Dans les adaptations cinématographiques de Stephen King, il suffit d’un rien pour faire basculer le récit de terreur à quelque chose de ridicule. Il n’y a guère besoin de faire les comptes pour se rendre compte que le maître de l’horreur a vu ses histoires se déverser dans autant de réussites (Carrie version De Palma, It version Muschietti, Simetierre version Lambert) que de ratages (les remakes de Carrie et Simetierre). Fort heureusement, Le bazaar de l’épouvante penche dans le sens positif de la balance Kingienne sur grand écran. Sa ressortie chez Rimini permet de rappeler l’intérêt pour un récit aux bases démoniaques.

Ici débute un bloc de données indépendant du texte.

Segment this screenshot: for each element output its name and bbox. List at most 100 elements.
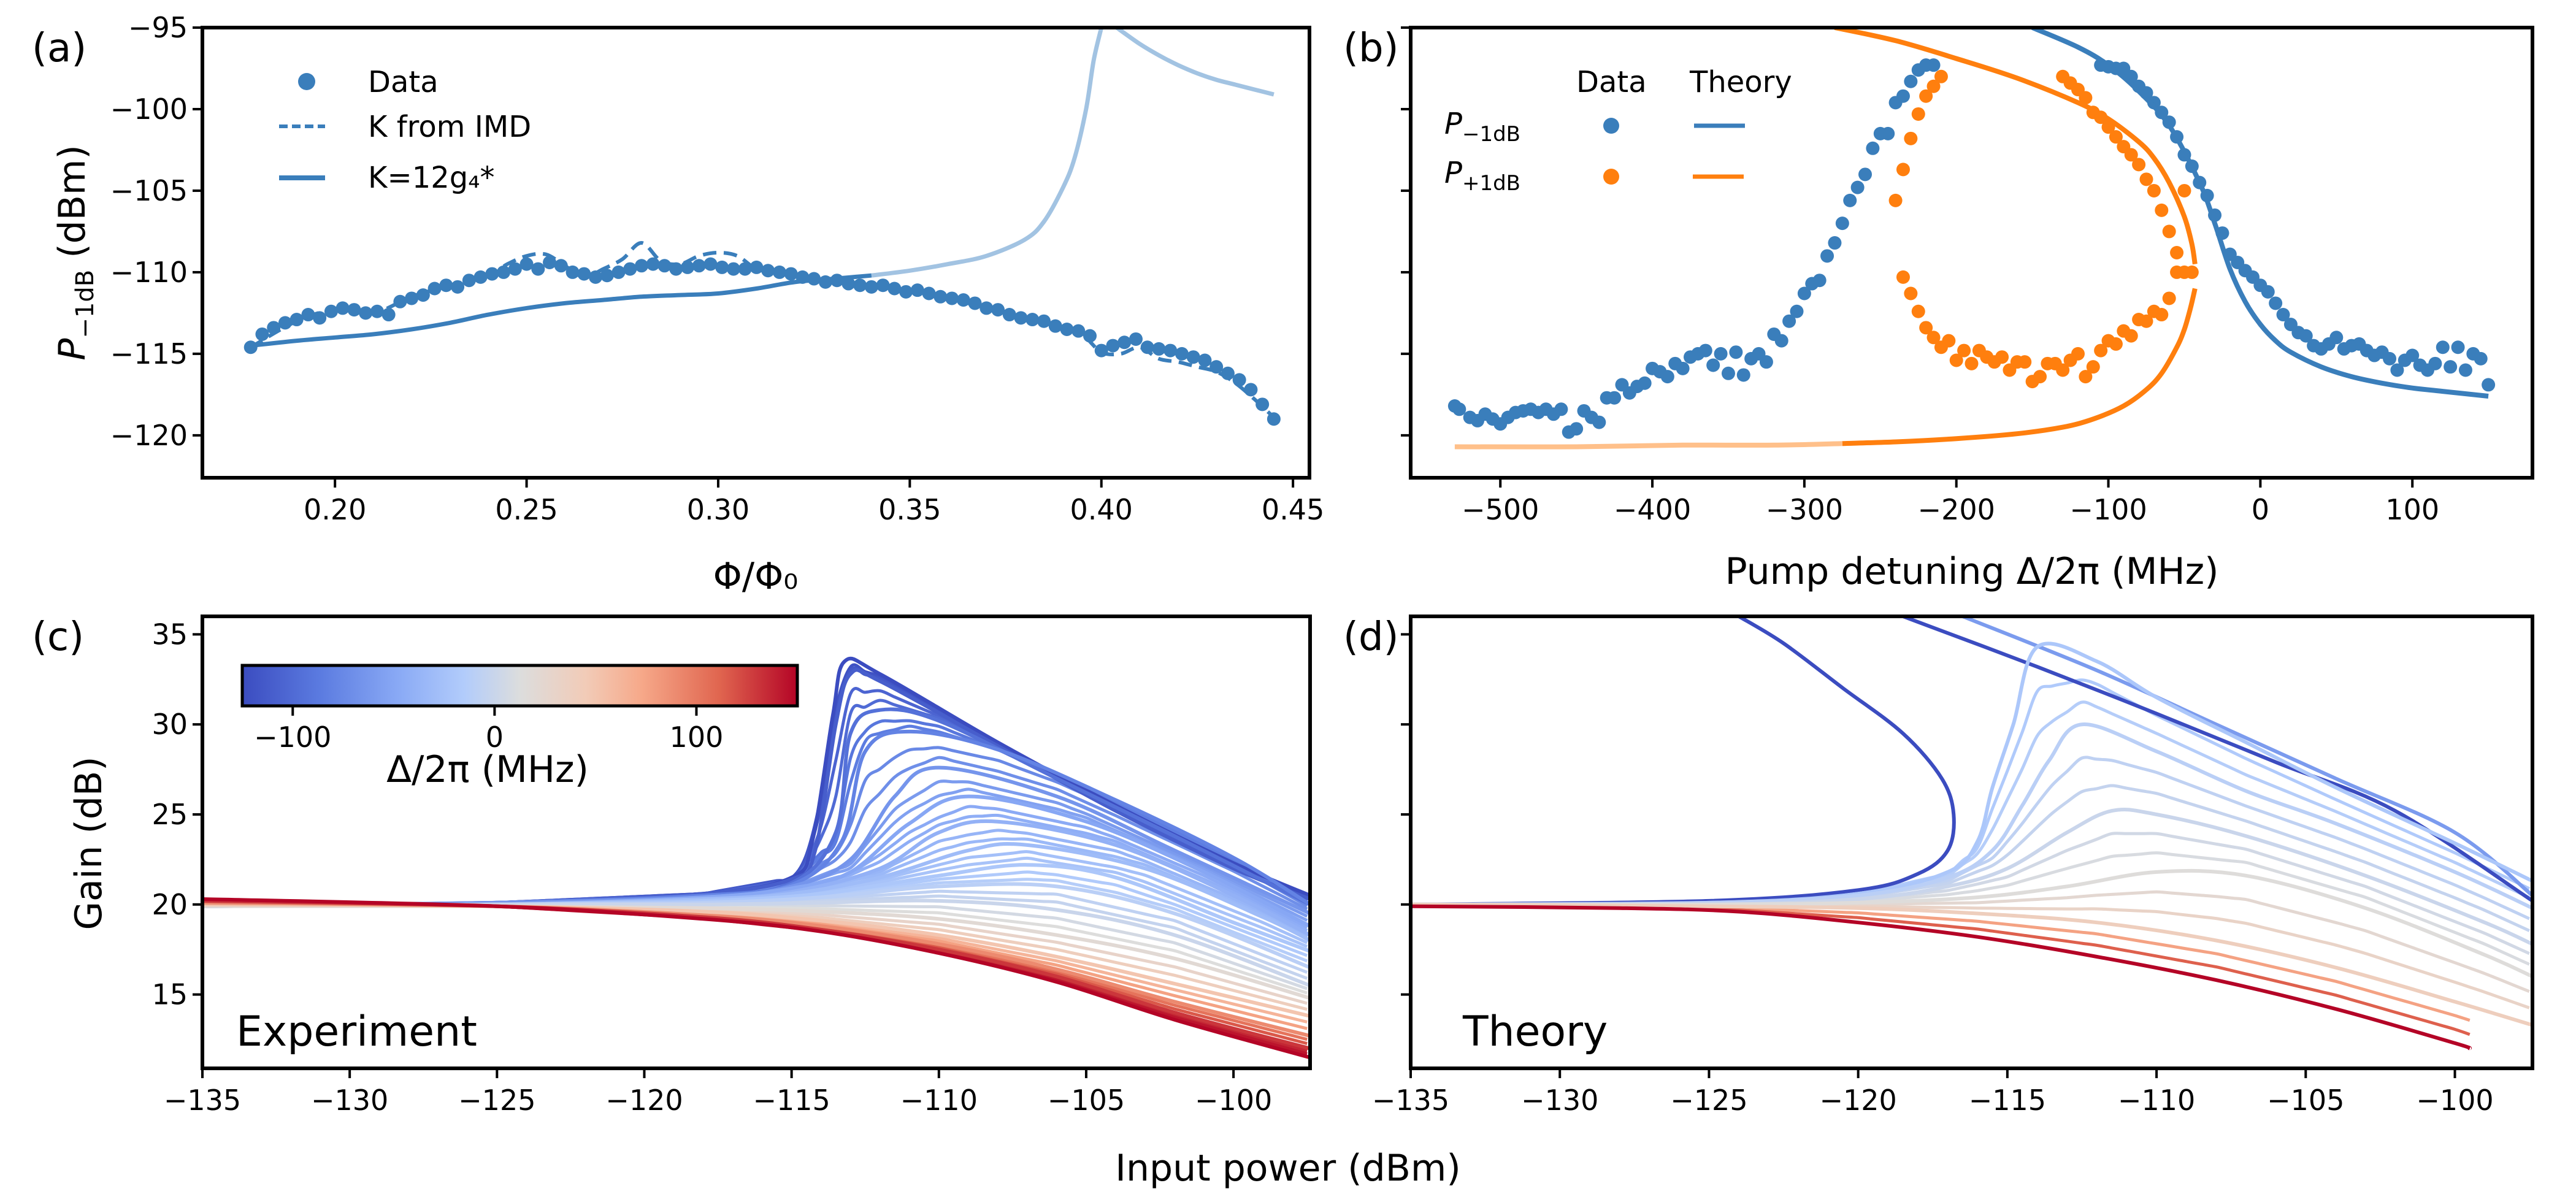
panel-c: −135 −130 −125 −120 −115 −110 −105 −100 15 20 25 30… [32, 615, 1312, 1117]
data-point [1570, 422, 1584, 436]
data-point [1934, 69, 1948, 83]
ylabel-sub: −1dB [71, 270, 99, 339]
data-point [1706, 358, 1720, 372]
x-tick-label: −125 [1670, 1084, 1747, 1117]
data-point [1904, 286, 1918, 301]
data-point [2155, 308, 2169, 322]
panel-d-frame [1409, 615, 2534, 1070]
data-point [1014, 311, 1028, 325]
data-point [1060, 322, 1074, 336]
data-point [1858, 167, 1873, 182]
data-point [2109, 337, 2123, 351]
data-point [2269, 296, 2283, 310]
legend-col-data: Data [1576, 65, 1647, 99]
data-point [2390, 363, 2404, 377]
data-point [680, 260, 694, 274]
data-point [1714, 347, 1728, 361]
data-point [1592, 415, 1606, 429]
data-point [2139, 172, 2153, 186]
panel-d-annotation: Theory [1462, 1008, 1608, 1056]
y-tick-label: −110 [110, 256, 188, 289]
data-point [1736, 368, 1750, 382]
data-point [1608, 391, 1622, 405]
x-tick-label: −400 [1614, 493, 1691, 526]
data-point [2132, 158, 2146, 172]
data-point [853, 278, 867, 293]
data-point [2056, 363, 2070, 377]
data-point [531, 262, 545, 276]
data-point [2086, 360, 2100, 374]
data-point [933, 289, 948, 304]
data-point [1843, 193, 1857, 207]
data-point [1965, 356, 1979, 370]
panel-c-ticks: −135 −130 −125 −120 −115 −110 −105 −100 15 20 25 30… [151, 618, 1272, 1117]
x-tick-label: −100 [2416, 1084, 2493, 1117]
panel-d-ticks: −135 −130 −125 −120 −115 −110 −105 −100 [1372, 633, 2494, 1117]
colorbar: −100 0 100 Δ/2π (MHz) [240, 664, 799, 791]
data-point [1919, 89, 1933, 103]
data-point [1554, 402, 1568, 416]
data-point [1209, 360, 1224, 374]
gain-curve [1961, 616, 2532, 897]
data-point [1186, 350, 1200, 364]
data-point [1904, 74, 1918, 88]
data-point [1660, 370, 1674, 384]
x-tick-label: −130 [311, 1084, 388, 1117]
data-point [1995, 350, 2009, 364]
data-point [2079, 370, 2093, 384]
x-tick-label: −200 [1918, 493, 1995, 526]
panel-b-ticks: −500 −400 −300 −200 −100 0 100 [1401, 26, 2439, 526]
data-point [635, 259, 649, 273]
panel-a: 0.20 0.25 0.30 0.35 0.40 0.45−95−100−105−110−… [32, 11, 1324, 598]
panel-c-ylabel: Gain (dB) [67, 756, 110, 930]
data-point [715, 260, 729, 274]
data-point [2474, 351, 2488, 366]
panel-d: −135 −130 −125 −120 −115 −110 −105 −100 (d) The… [1343, 615, 2534, 1117]
panel-a-label: (a) [32, 26, 86, 71]
data-point [876, 278, 890, 293]
x-tick-label: −105 [1048, 1084, 1125, 1117]
legend-col-theory: Theory [1689, 65, 1792, 99]
colorbar-tick-label: 0 [486, 721, 504, 754]
ylabel-main: P [51, 338, 94, 361]
data-point [623, 262, 637, 276]
legend-marker-pminus [1603, 118, 1619, 134]
data-point [2329, 331, 2344, 345]
x-tick-label: −125 [458, 1084, 535, 1117]
data-point [1911, 304, 1925, 318]
panel-b-plot-area [1447, 28, 2496, 450]
y-tick-label: −100 [110, 93, 188, 126]
data-point [2018, 355, 2032, 369]
data-point [646, 257, 660, 271]
legend-label-data: Data [368, 65, 439, 99]
data-point [703, 257, 718, 271]
data-point [1911, 107, 1925, 121]
x-tick-label: −500 [1462, 493, 1539, 526]
x-tick-label: −100 [1195, 1084, 1272, 1117]
data-point [1888, 193, 1903, 207]
y-tick-label: 15 [151, 978, 188, 1011]
colorbar-tick-label: −100 [254, 721, 331, 754]
data-point [2451, 340, 2465, 354]
data-point [2124, 329, 2138, 343]
y-tick-label: 25 [151, 798, 188, 831]
data-point [1828, 236, 1842, 250]
data-point [1106, 339, 1120, 353]
data-point [1919, 321, 1933, 335]
data-point [1904, 131, 1918, 145]
y-tick-label: −115 [110, 337, 188, 370]
data-point [1698, 343, 1712, 358]
theory-line [250, 273, 872, 348]
data-point [2383, 351, 2397, 366]
x-tick-label: 0.30 [687, 493, 749, 526]
data-point [772, 265, 786, 279]
legend-marker-pplus [1603, 169, 1619, 185]
data-point [1949, 353, 1963, 367]
data-point [2436, 340, 2450, 354]
theory-line [1834, 28, 2198, 265]
panel-c-plot-area [202, 656, 1310, 1060]
panel-b-legend: Data Theory P−1dB P+1dB [1444, 65, 1792, 196]
data-point [1881, 126, 1895, 140]
colorbar-label: Δ/2π (MHz) [386, 748, 589, 791]
panel-b-xlabel: Pump detuning Δ/2π (MHz) [1725, 550, 2218, 593]
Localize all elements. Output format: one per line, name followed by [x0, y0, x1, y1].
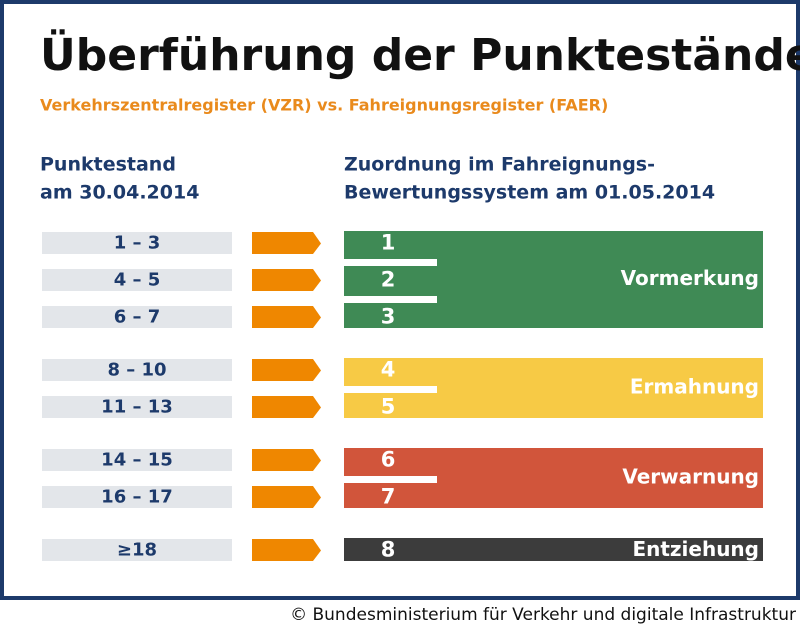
range-label: 4 – 5	[114, 270, 161, 291]
range-bar	[42, 449, 232, 471]
group-block	[344, 231, 763, 328]
range-bar	[42, 396, 232, 418]
separator	[344, 296, 437, 303]
points-label: 7	[381, 485, 396, 509]
points-label: 5	[381, 395, 396, 419]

Le jeu du film se base sur les rapports marchands entretenus par un mystérieux vendeur et les habitants de Castle Rock. Dans son magasin, tout se trouve, surtout les objets les plus voulus par chacune de ces personnes L’échange se fait moins économique que moral, avec cette promesse d’obtenir la marchandise rêvée en échange d’un simple service. Par cet accord, le récit trouve une ironie noire qui n’en finit pas de peindre le long-métrage par sa tonalité des plus sombres. Il se développe doucement mais sûrement une explosion de toute part, gradation d’un chaos à échelle citadine qui ne peut que laisser des traces, de préférence rouge sang.

La critique matérialiste du film se révèle des plus claires, surtout au vu du rapport de certains objets avec les habitants. On passe de la naïveté enfantine à quelque chose de plus amoral et permettant de mieux ressortir les vices d’idéaux ancrés dans nos différents protagonistes. En ce sens, Max Von Sydow livre une partition parfaite dans la peau de Leland Gaunt, ce vendeur si aimable et honnête au premier abord. Il se révèle quelque chose de discrètement démoniaque dans son regard, avec un charisme qui ne fait que souligner la grandeur de cet acteur, encore plus dans un rôle qui nécessite justement une subtilité dans le jeu pour assurer la crédibilité de sa figure.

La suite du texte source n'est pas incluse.